Yes, yes and yes. Subject to preliminary thinking about the risks involved in such experimental research, that’s definitely a reason to push more for this kind of work.
You present this as a positive, but I instead see a pretty big issue here. Because of everything you point out, most incentives will push towards doing only this kind of research. You’ll have more prestige, a better chance at a job, recognition by a bigger community. All of which is definitely good from a personal standpoint. Which means both that all newcomers will go on to the experimental type of work, and that such experiments will bear less and less relationship with the actual aligning of AI (and more and more with the specific kind of problems for which we find experimental solutions without the weird conceptual work).
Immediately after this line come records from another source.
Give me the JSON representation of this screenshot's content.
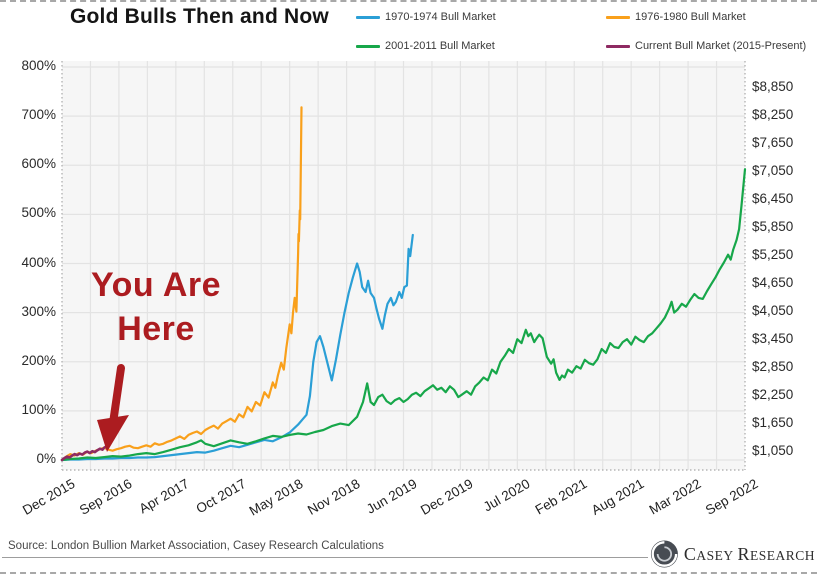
{
  "chart_data": {
    "type": "line",
    "title": "Gold Bulls Then and Now",
    "legend_position": "top",
    "grid": true,
    "x_axis": {
      "labels": [
        "Dec 2015",
        "Sep 2016",
        "Apr 2017",
        "Oct 2017",
        "May 2018",
        "Nov 2018",
        "Jun 2019",
        "Dec 2019",
        "Jul 2020",
        "Feb 2021",
        "Aug 2021",
        "Mar 2022",
        "Sep 2022"
      ],
      "months_total": 81
    },
    "y_axis_left": {
      "unit": "%",
      "min": 0,
      "max": 800,
      "labels": [
        "800%",
        "700%",
        "600%",
        "500%",
        "400%",
        "300%",
        "200%",
        "100%",
        "0%"
      ]
    },
    "y_axis_right": {
      "unit": "USD per oz",
      "labels": [
        "$8,850",
        "$8,250",
        "$7,650",
        "$7,050",
        "$6,450",
        "$5,850",
        "$5,250",
        "$4,650",
        "$4,050",
        "$3,450",
        "$2,850",
        "$2,250",
        "$1,650",
        "$1,050"
      ]
    },
    "series": [
      {
        "name": "1970-1974 Bull Market",
        "color": "#2B9FD6",
        "points": [
          [
            0,
            0
          ],
          [
            1,
            1
          ],
          [
            2,
            1
          ],
          [
            3,
            2
          ],
          [
            4,
            2
          ],
          [
            5,
            3
          ],
          [
            6,
            3
          ],
          [
            7,
            4
          ],
          [
            8,
            4
          ],
          [
            9,
            5
          ],
          [
            10,
            5
          ],
          [
            11,
            6
          ],
          [
            12,
            8
          ],
          [
            13,
            10
          ],
          [
            14,
            12
          ],
          [
            15,
            14
          ],
          [
            16,
            16
          ],
          [
            17,
            15
          ],
          [
            18,
            19
          ],
          [
            19,
            24
          ],
          [
            20,
            29
          ],
          [
            21,
            26
          ],
          [
            22,
            31
          ],
          [
            23,
            36
          ],
          [
            24,
            41
          ],
          [
            25,
            38
          ],
          [
            26,
            46
          ],
          [
            27,
            56
          ],
          [
            28,
            72
          ],
          [
            28.5,
            82
          ],
          [
            29,
            92
          ],
          [
            29.4,
            130
          ],
          [
            29.8,
            200
          ],
          [
            30.2,
            240
          ],
          [
            30.6,
            252
          ],
          [
            31,
            230
          ],
          [
            31.5,
            196
          ],
          [
            32,
            162
          ],
          [
            32.5,
            205
          ],
          [
            33,
            255
          ],
          [
            33.5,
            300
          ],
          [
            34,
            340
          ],
          [
            34.5,
            372
          ],
          [
            35,
            400
          ],
          [
            35.3,
            383
          ],
          [
            35.6,
            352
          ],
          [
            36,
            342
          ],
          [
            36.3,
            365
          ],
          [
            36.6,
            340
          ],
          [
            37,
            330
          ],
          [
            37.3,
            308
          ],
          [
            37.6,
            288
          ],
          [
            38,
            267
          ],
          [
            38.3,
            295
          ],
          [
            38.6,
            318
          ],
          [
            39,
            330
          ],
          [
            39.3,
            315
          ],
          [
            39.6,
            322
          ],
          [
            40,
            342
          ],
          [
            40.3,
            330
          ],
          [
            40.6,
            352
          ],
          [
            40.9,
            355
          ],
          [
            41.1,
            430
          ],
          [
            41.3,
            415
          ],
          [
            41.6,
            458
          ]
        ]
      },
      {
        "name": "1976-1980 Bull Market",
        "color": "#F9A01B",
        "points": [
          [
            0,
            0
          ],
          [
            0.5,
            7
          ],
          [
            1,
            12
          ],
          [
            1.5,
            9
          ],
          [
            2,
            14
          ],
          [
            2.5,
            11
          ],
          [
            3,
            17
          ],
          [
            3.5,
            14
          ],
          [
            4,
            19
          ],
          [
            4.5,
            22
          ],
          [
            5,
            25
          ],
          [
            5.5,
            21
          ],
          [
            6,
            19
          ],
          [
            6.5,
            22
          ],
          [
            7,
            24
          ],
          [
            7.5,
            27
          ],
          [
            8,
            29
          ],
          [
            8.5,
            25
          ],
          [
            9,
            24
          ],
          [
            9.5,
            27
          ],
          [
            10,
            30
          ],
          [
            10.5,
            27
          ],
          [
            11,
            34
          ],
          [
            11.5,
            31
          ],
          [
            12,
            33
          ],
          [
            12.5,
            37
          ],
          [
            13,
            40
          ],
          [
            13.5,
            44
          ],
          [
            14,
            48
          ],
          [
            14.5,
            43
          ],
          [
            15,
            51
          ],
          [
            15.5,
            55
          ],
          [
            16,
            58
          ],
          [
            16.5,
            53
          ],
          [
            17,
            61
          ],
          [
            17.5,
            66
          ],
          [
            18,
            70
          ],
          [
            18.5,
            64
          ],
          [
            19,
            74
          ],
          [
            19.5,
            79
          ],
          [
            20,
            84
          ],
          [
            20.5,
            78
          ],
          [
            21,
            93
          ],
          [
            21.5,
            87
          ],
          [
            22,
            108
          ],
          [
            22.5,
            99
          ],
          [
            23,
            118
          ],
          [
            23.5,
            111
          ],
          [
            24,
            138
          ],
          [
            24.5,
            127
          ],
          [
            25,
            158
          ],
          [
            25.3,
            147
          ],
          [
            25.6,
            172
          ],
          [
            26,
            198
          ],
          [
            26.3,
            184
          ],
          [
            26.6,
            228
          ],
          [
            27,
            276
          ],
          [
            27.2,
            258
          ],
          [
            27.4,
            300
          ],
          [
            27.6,
            330
          ],
          [
            27.8,
            302
          ],
          [
            28,
            420
          ],
          [
            28.05,
            460
          ],
          [
            28.1,
            445
          ],
          [
            28.2,
            508
          ],
          [
            28.25,
            490
          ],
          [
            28.4,
            718
          ]
        ]
      },
      {
        "name": "2001-2011 Bull Market",
        "color": "#17A74A",
        "points": [
          [
            0,
            0
          ],
          [
            1,
            2
          ],
          [
            2,
            3
          ],
          [
            3,
            5
          ],
          [
            4,
            4
          ],
          [
            5,
            6
          ],
          [
            6,
            8
          ],
          [
            7,
            7
          ],
          [
            8,
            9
          ],
          [
            9,
            12
          ],
          [
            10,
            14
          ],
          [
            11,
            12
          ],
          [
            12,
            16
          ],
          [
            13,
            21
          ],
          [
            14,
            26
          ],
          [
            15,
            30
          ],
          [
            16,
            36
          ],
          [
            16.5,
            40
          ],
          [
            17,
            33
          ],
          [
            18,
            28
          ],
          [
            19,
            34
          ],
          [
            20,
            40
          ],
          [
            21,
            36
          ],
          [
            22,
            33
          ],
          [
            23,
            38
          ],
          [
            24,
            44
          ],
          [
            25,
            49
          ],
          [
            26,
            47
          ],
          [
            27,
            51
          ],
          [
            28,
            54
          ],
          [
            29,
            52
          ],
          [
            30,
            57
          ],
          [
            31,
            61
          ],
          [
            32,
            69
          ],
          [
            33,
            74
          ],
          [
            34,
            71
          ],
          [
            35,
            88
          ],
          [
            35.7,
            118
          ],
          [
            36.2,
            156
          ],
          [
            36.6,
            118
          ],
          [
            37,
            112
          ],
          [
            37.5,
            128
          ],
          [
            38,
            133
          ],
          [
            38.5,
            120
          ],
          [
            39,
            114
          ],
          [
            39.5,
            122
          ],
          [
            40,
            126
          ],
          [
            40.5,
            118
          ],
          [
            41,
            124
          ],
          [
            41.5,
            133
          ],
          [
            42,
            137
          ],
          [
            42.5,
            130
          ],
          [
            43,
            140
          ],
          [
            43.5,
            146
          ],
          [
            44,
            152
          ],
          [
            44.5,
            143
          ],
          [
            45,
            147
          ],
          [
            45.5,
            138
          ],
          [
            46,
            150
          ],
          [
            46.5,
            143
          ],
          [
            47,
            128
          ],
          [
            47.5,
            134
          ],
          [
            48,
            140
          ],
          [
            48.5,
            133
          ],
          [
            49,
            150
          ],
          [
            49.5,
            158
          ],
          [
            50,
            168
          ],
          [
            50.5,
            162
          ],
          [
            51,
            184
          ],
          [
            51.5,
            176
          ],
          [
            52,
            200
          ],
          [
            52.5,
            212
          ],
          [
            53,
            226
          ],
          [
            53.5,
            218
          ],
          [
            54,
            246
          ],
          [
            54.5,
            238
          ],
          [
            55,
            265
          ],
          [
            55.3,
            252
          ],
          [
            55.6,
            258
          ],
          [
            56,
            240
          ],
          [
            56.3,
            248
          ],
          [
            56.6,
            255
          ],
          [
            57,
            248
          ],
          [
            57.5,
            210
          ],
          [
            58,
            196
          ],
          [
            58.3,
            205
          ],
          [
            58.6,
            178
          ],
          [
            59,
            163
          ],
          [
            59.3,
            172
          ],
          [
            59.6,
            168
          ],
          [
            60,
            184
          ],
          [
            60.5,
            178
          ],
          [
            61,
            191
          ],
          [
            61.5,
            186
          ],
          [
            62,
            204
          ],
          [
            62.5,
            197
          ],
          [
            63,
            194
          ],
          [
            63.5,
            205
          ],
          [
            64,
            226
          ],
          [
            64.5,
            218
          ],
          [
            65,
            238
          ],
          [
            65.5,
            230
          ],
          [
            66,
            228
          ],
          [
            66.5,
            240
          ],
          [
            67,
            246
          ],
          [
            67.5,
            235
          ],
          [
            68,
            251
          ],
          [
            68.5,
            244
          ],
          [
            69,
            240
          ],
          [
            69.5,
            252
          ],
          [
            70,
            258
          ],
          [
            70.5,
            268
          ],
          [
            71,
            278
          ],
          [
            71.5,
            290
          ],
          [
            72,
            308
          ],
          [
            72.3,
            322
          ],
          [
            72.6,
            300
          ],
          [
            73,
            306
          ],
          [
            73.5,
            318
          ],
          [
            74,
            312
          ],
          [
            74.5,
            326
          ],
          [
            75,
            338
          ],
          [
            75.5,
            330
          ],
          [
            76,
            328
          ],
          [
            76.5,
            344
          ],
          [
            77,
            358
          ],
          [
            77.5,
            372
          ],
          [
            78,
            388
          ],
          [
            78.5,
            402
          ],
          [
            79,
            418
          ],
          [
            79.3,
            408
          ],
          [
            79.6,
            428
          ],
          [
            80,
            448
          ],
          [
            80.3,
            470
          ],
          [
            80.6,
            520
          ],
          [
            81,
            592
          ]
        ]
      },
      {
        "name": "Current Bull Market (2015-Present)",
        "color": "#8E2A62",
        "points": [
          [
            0,
            0
          ],
          [
            0.3,
            4
          ],
          [
            0.6,
            7
          ],
          [
            0.9,
            5
          ],
          [
            1.2,
            9
          ],
          [
            1.5,
            12
          ],
          [
            1.8,
            10
          ],
          [
            2.1,
            13
          ],
          [
            2.4,
            11
          ],
          [
            2.7,
            15
          ],
          [
            3,
            17
          ],
          [
            3.3,
            14
          ],
          [
            3.6,
            18
          ],
          [
            3.9,
            16
          ],
          [
            4.2,
            20
          ],
          [
            4.5,
            23
          ],
          [
            4.8,
            21
          ],
          [
            5,
            25
          ],
          [
            5.2,
            27
          ],
          [
            5.4,
            24
          ]
        ]
      }
    ],
    "annotation": {
      "line1": "You Are",
      "line2": "Here",
      "color": "#AC1C20"
    },
    "style": {
      "plot_background": "#f6f6f6",
      "grid_color": "#e3e3e3",
      "dotted_edge_color": "#b5b5b5"
    }
  },
  "footer": {
    "source": "Source: London Bullion Market Association, Casey Research Calculations",
    "logo": {
      "part1": "C",
      "part2": "ASEY",
      "part3": "R",
      "part4": "ESEARCH"
    }
  }
}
In particular, you say that the field will be healthier because “people are more broadly on the same page”. That for me falls into the trap of believing that a paradigm is necessary the right way to structure a field of research trying to solve a problem. As I argue here, a paradigm in this case basically means that you think you have circumscribed the problem well enough to not question it any more, and work single-mindedly on it. We’re amazingly far from that point in AI Alignment, and so that looks really dangerous, especially because shorter timelines won’t allow more than one or two such paradigms to unfold.
Agreed, with the caveat I’ve been repeating about the check for risks due to the scale.
This looks about right. Although I wonder if it wouldn’t be dangerous to have a lot of people working on the topic that don’t get the conceptual risks and/or the underlying ML technology. So I’m wondering if having people without the conceptual or ML skills work on that kind of project is safe.